Fortunately, the opportunity has arisen as the California Supreme Court is on the verge of deciding whether to adjust that standard, which has prevented cities and counties across the state from stopping the “hollowing out” of public services in order to fund soaring retirement benefits.

So far, Gov. Jerry Brown has joined two state appellate courts in encouraging the high court to alter the “California rule.”

Even Sonoma County, which has made modest reforms but has long claimed it was powerless to create any meaningful change at the state level, has gotten into the act.

“Pension costs have increased dramatically and, as trending, are not sustainable,” County Counsel Bruce Goldstein wrote in an amicus brief authorized last month by the Board of Supervisors. In the brief, co-authored with Solano County, county supervisors argued that counties “need more flexibility” to establish sustainable benefits.

“Unless the counties retain the ability to address these escalating costs they face the unconscionable choice of sacrificing services to the public for providing retirement benefits to employees,” Goldstein wrote.

In many ways, services are already being sacrificed. As noted last year by the Sonoma County Citizens’ Advisory Committee on Pension Matters, retirement costs are expected to eat up nearly $50 million a year in additional revenue from the county budget between now and 2030. That’s money that could be and should be going to parks, road maintenance, housing assistance and other programs.
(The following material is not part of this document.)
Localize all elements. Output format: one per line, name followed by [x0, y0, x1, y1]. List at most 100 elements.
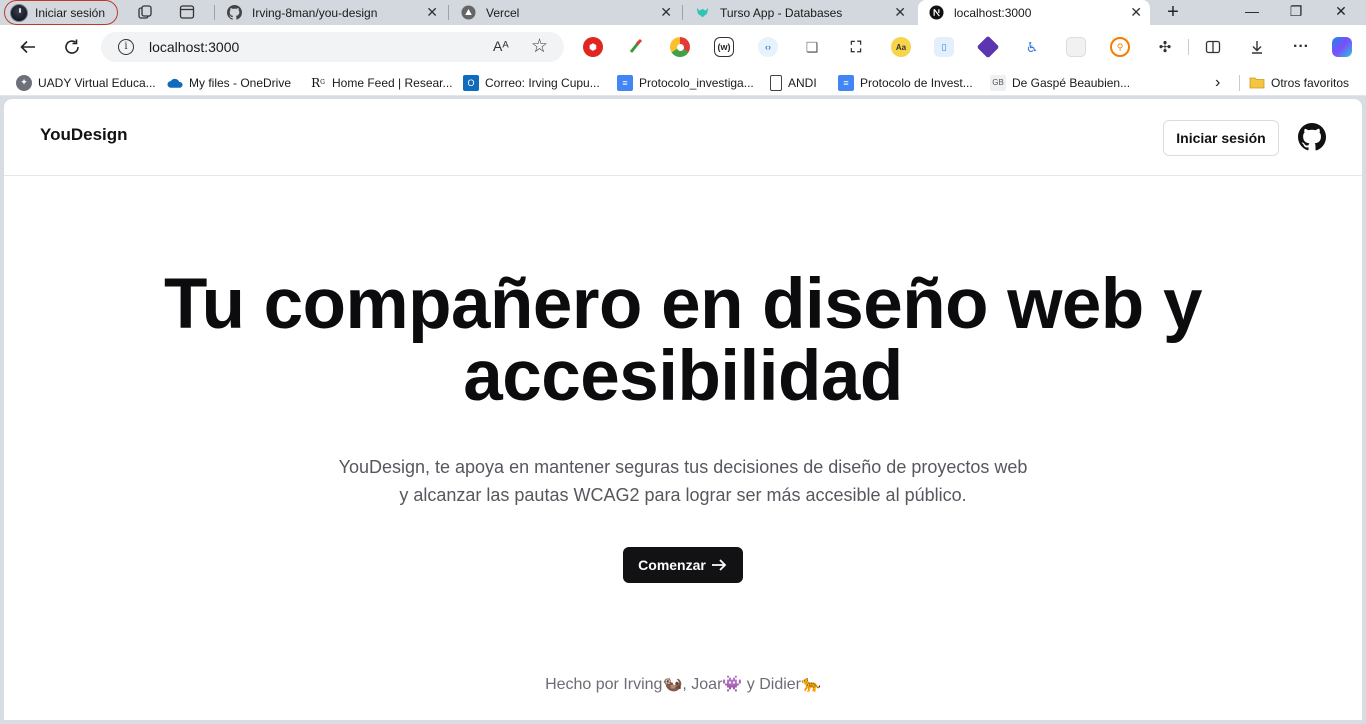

This is a key juncture for the state as cities and counties across California continue to struggle with retirement obligations, despite nearly 10 years of strong returns on pension investments. While Sonoma County says its retirement obligations are 85 percent funded, the California Public Employees’ Retirement System, the nation’s largest public pension fund, has only about 68 percent of the assets needed to cover its liabilities. The state’s contribution to the CalPERS system is twice what it was eight years ago, and neither the state nor local agencies are prepared for a downturn in the economy. Public agencies will never be able to invest their way out of this crisis. They need help, and the state Supreme Court is in the best position to provide it.

Kudos to Sonoma County for taking the right stand on this issue.